Erika Doyle on elevating Ramadan with premium non-alcoholic offerings

Abha Garyali Peer |

Drink Dry, the leading non-alcoholic drinks marketplace in the Middle East, curates the finest alcohol-free beverages globally, spearheading the 'No and Low Alcohol' (NOLO) movement. Based in Dubai, the brand is preparing to honor the significance of the upcoming Holy month of Ramadan. Adgully recently interviewed Erika Doyle, the Founder of Drink Dry, to explore their strategies and preparations for Ramadan. Here are the excerpts:

How are the brands in the Middle East tailoring their marketing strategies/campaigns to resonate with the cultural nuances and significance of Ramadan?

Drink Dry launched a very unique and successful Golden Month campaign last year for the month of Ramadan. Instead of trying to bring something new to Iftar meals we went after the traditions of Ramadan and Iftar meals and made our products fit the traditions, instead of creating something entirely new.

Can you discuss specific examples of how you are incorporating traditional elements of Ramadan into your exclusive collections or marketing campaigns?

Our most successful Ramadan drink last year was Natureo Vimto Fizz. We took the classic Vimto drink that people enjoy during Iftars and have created a mocktail with a twist – we paired it with one of our best sellers Natureo Muscat Sparkling Grape. It was a perfect combination of classic and new mixed together.

In what ways are brands leveraging social media influencers and digital platforms to connect with consumers during Ramadan, while maintaining authenticity and respect for the occasion?

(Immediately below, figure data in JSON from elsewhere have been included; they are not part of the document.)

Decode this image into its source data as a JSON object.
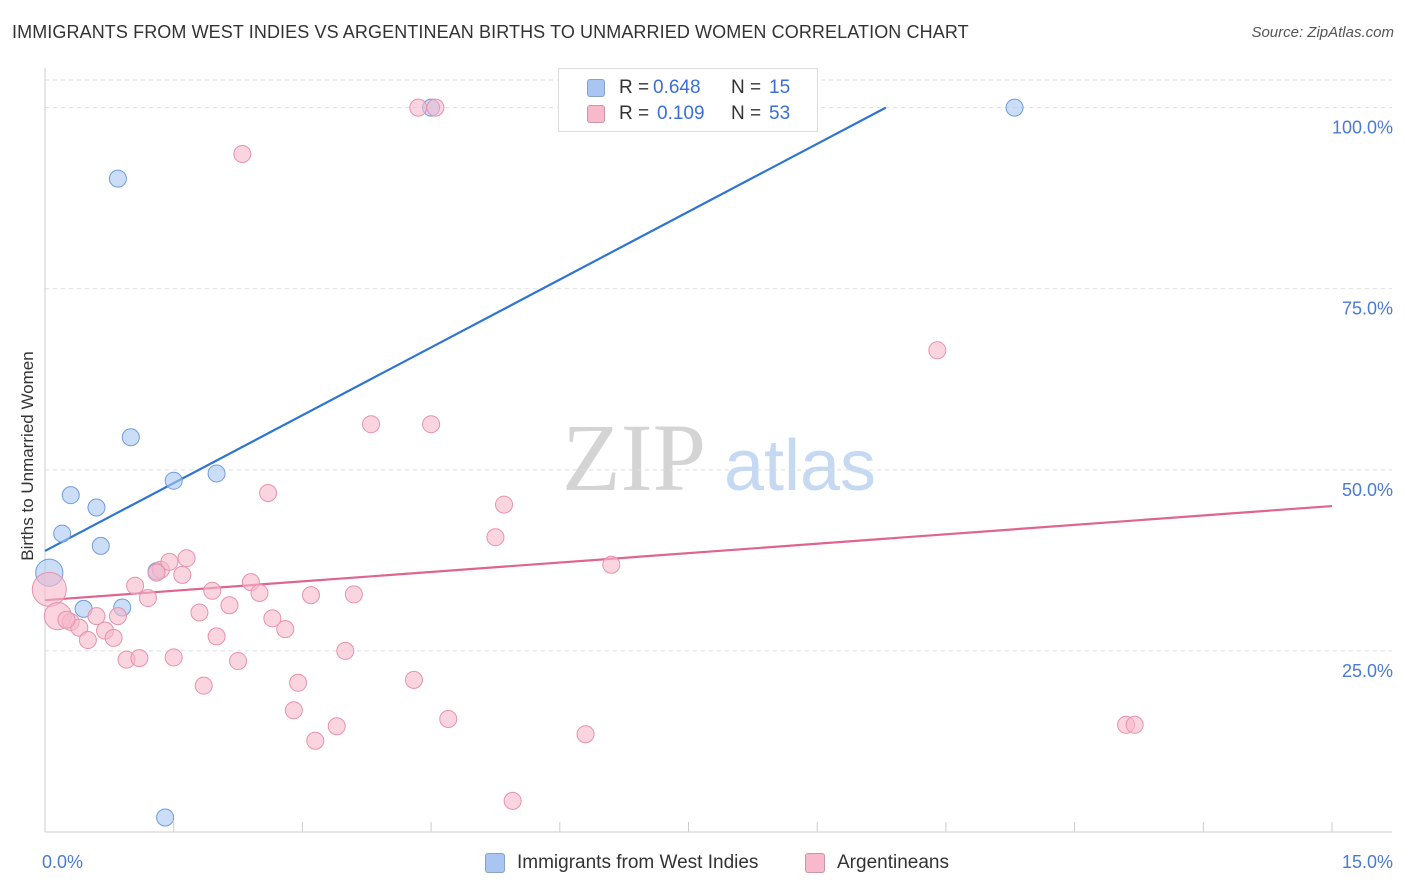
{
  "title": "IMMIGRANTS FROM WEST INDIES VS ARGENTINEAN BIRTHS TO UNMARRIED WOMEN CORRELATION CHART",
  "source": "Source: ZipAtlas.com",
  "watermark": {
    "zip": "ZIP",
    "atlas": "atlas"
  },
  "legend": {
    "rows": [
      {
        "r_label": "R =",
        "r_value": "0.648",
        "n_label": "N =",
        "n_value": "15",
        "color": "#a9c6f2"
      },
      {
        "r_label": "R =",
        "r_value": "0.109",
        "n_label": "N =",
        "n_value": "53",
        "color": "#f7b9cb"
      }
    ]
  },
  "bottom_legend": [
    {
      "label": "Immigrants from West Indies",
      "color": "#a9c6f2"
    },
    {
      "label": "Argentineans",
      "color": "#f7b9cb"
    }
  ],
  "chart_data": {
    "type": "scatter",
    "title": "IMMIGRANTS FROM WEST INDIES VS ARGENTINEAN BIRTHS TO UNMARRIED WOMEN CORRELATION CHART",
    "xlabel": "",
    "ylabel": "Births to Unmarried Women",
    "xlim": [
      0,
      15
    ],
    "ylim": [
      0,
      102
    ],
    "x_tick_labels": [
      "0.0%",
      "15.0%"
    ],
    "y_ticks": [
      25,
      50,
      75,
      100
    ],
    "y_tick_labels": [
      "25.0%",
      "50.0%",
      "75.0%",
      "100.0%"
    ],
    "grid": true,
    "series": [
      {
        "name": "Immigrants from West Indies",
        "color": "#a9c6f2",
        "stroke": "#6f9ddc",
        "trend_color": "#2e75d0",
        "trend": {
          "x": [
            0.0,
            9.8
          ],
          "y": [
            38.8,
            100
          ]
        },
        "points": [
          [
            0.05,
            35.8,
            1.6
          ],
          [
            0.2,
            41.2,
            1
          ],
          [
            0.3,
            46.5,
            1
          ],
          [
            0.6,
            44.8,
            1
          ],
          [
            0.65,
            39.5,
            1
          ],
          [
            0.45,
            30.8,
            1
          ],
          [
            0.9,
            31.0,
            1
          ],
          [
            0.85,
            90.2,
            1
          ],
          [
            1.0,
            54.5,
            1
          ],
          [
            1.3,
            36.0,
            1
          ],
          [
            1.5,
            48.5,
            1
          ],
          [
            2.0,
            49.5,
            1
          ],
          [
            1.4,
            2.0,
            1
          ],
          [
            4.5,
            100,
            1
          ],
          [
            11.3,
            100,
            1
          ]
        ]
      },
      {
        "name": "Argentineans",
        "color": "#f7b9cb",
        "stroke": "#e792ac",
        "trend_color": "#e06490",
        "trend": {
          "x": [
            0.0,
            15.0
          ],
          "y": [
            32.0,
            45.0
          ]
        },
        "points": [
          [
            0.05,
            33.5,
            2.0
          ],
          [
            0.15,
            29.8,
            1.6
          ],
          [
            0.3,
            29.0,
            1
          ],
          [
            0.4,
            28.2,
            1
          ],
          [
            0.5,
            26.5,
            1
          ],
          [
            0.6,
            29.8,
            1
          ],
          [
            0.7,
            27.8,
            1
          ],
          [
            0.8,
            26.8,
            1
          ],
          [
            0.85,
            29.8,
            1
          ],
          [
            0.95,
            23.8,
            1
          ],
          [
            1.05,
            34.0,
            1
          ],
          [
            1.1,
            24.0,
            1
          ],
          [
            1.2,
            32.3,
            1
          ],
          [
            1.35,
            36.2,
            1
          ],
          [
            1.45,
            37.3,
            1
          ],
          [
            1.5,
            24.1,
            1
          ],
          [
            1.6,
            35.5,
            1
          ],
          [
            1.65,
            37.8,
            1
          ],
          [
            1.8,
            30.3,
            1
          ],
          [
            1.85,
            20.2,
            1
          ],
          [
            1.95,
            33.3,
            1
          ],
          [
            2.0,
            27.0,
            1
          ],
          [
            2.15,
            31.3,
            1
          ],
          [
            2.25,
            23.6,
            1
          ],
          [
            2.4,
            34.5,
            1
          ],
          [
            2.5,
            33.0,
            1
          ],
          [
            2.6,
            46.8,
            1
          ],
          [
            2.65,
            29.5,
            1
          ],
          [
            2.8,
            28.0,
            1
          ],
          [
            2.9,
            16.8,
            1
          ],
          [
            2.95,
            20.6,
            1
          ],
          [
            3.1,
            32.7,
            1
          ],
          [
            3.15,
            12.6,
            1
          ],
          [
            3.4,
            14.6,
            1
          ],
          [
            3.5,
            25.0,
            1
          ],
          [
            3.6,
            32.8,
            1
          ],
          [
            3.8,
            56.3,
            1
          ],
          [
            4.3,
            21.0,
            1
          ],
          [
            4.5,
            56.3,
            1
          ],
          [
            4.7,
            15.6,
            1
          ],
          [
            4.35,
            100,
            1
          ],
          [
            4.55,
            100,
            1
          ],
          [
            2.3,
            93.6,
            1
          ],
          [
            5.25,
            40.7,
            1
          ],
          [
            5.35,
            45.2,
            1
          ],
          [
            5.45,
            4.3,
            1
          ],
          [
            6.3,
            13.5,
            1
          ],
          [
            6.6,
            36.9,
            1
          ],
          [
            10.4,
            66.5,
            1
          ],
          [
            12.6,
            14.8,
            1
          ],
          [
            12.7,
            14.8,
            1
          ],
          [
            0.25,
            29.3,
            1
          ],
          [
            1.3,
            35.8,
            1
          ]
        ]
      }
    ]
  }
}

I think for Western brands this is always the biggest challenge. The brands have to be incredibly aware of the cultural nuances and make sure the influencers they work with are unique themselves. Drink Dry is a luxury F&B brand, and last year we partnered with female Arab chefs and influencers who are known for hosting dinners and sharing content around the same. We wanted to make sure that we partner with people who focus on tradition and host throughout the year and not just for a month during Ramadan. It must feel natural for the consumer; it can’t be fake or pretentious.

What challenges do brands face in balancing commercial objectives with the need to honour the spiritual and cultural aspects of Ramadan, and how are they navigating these challenges?

For us, this is very simple: the month of Ramadan is a time to honour our Muslim clientele. We eagerly anticipate making their Holy Month even more beautiful than it already is, showing respect and appreciation for their year-round support. Rather than commercializing our Muslim clients during Ramadan, we focus on gifting and sharing throughout the month. We also collaborate with local brands that share our values.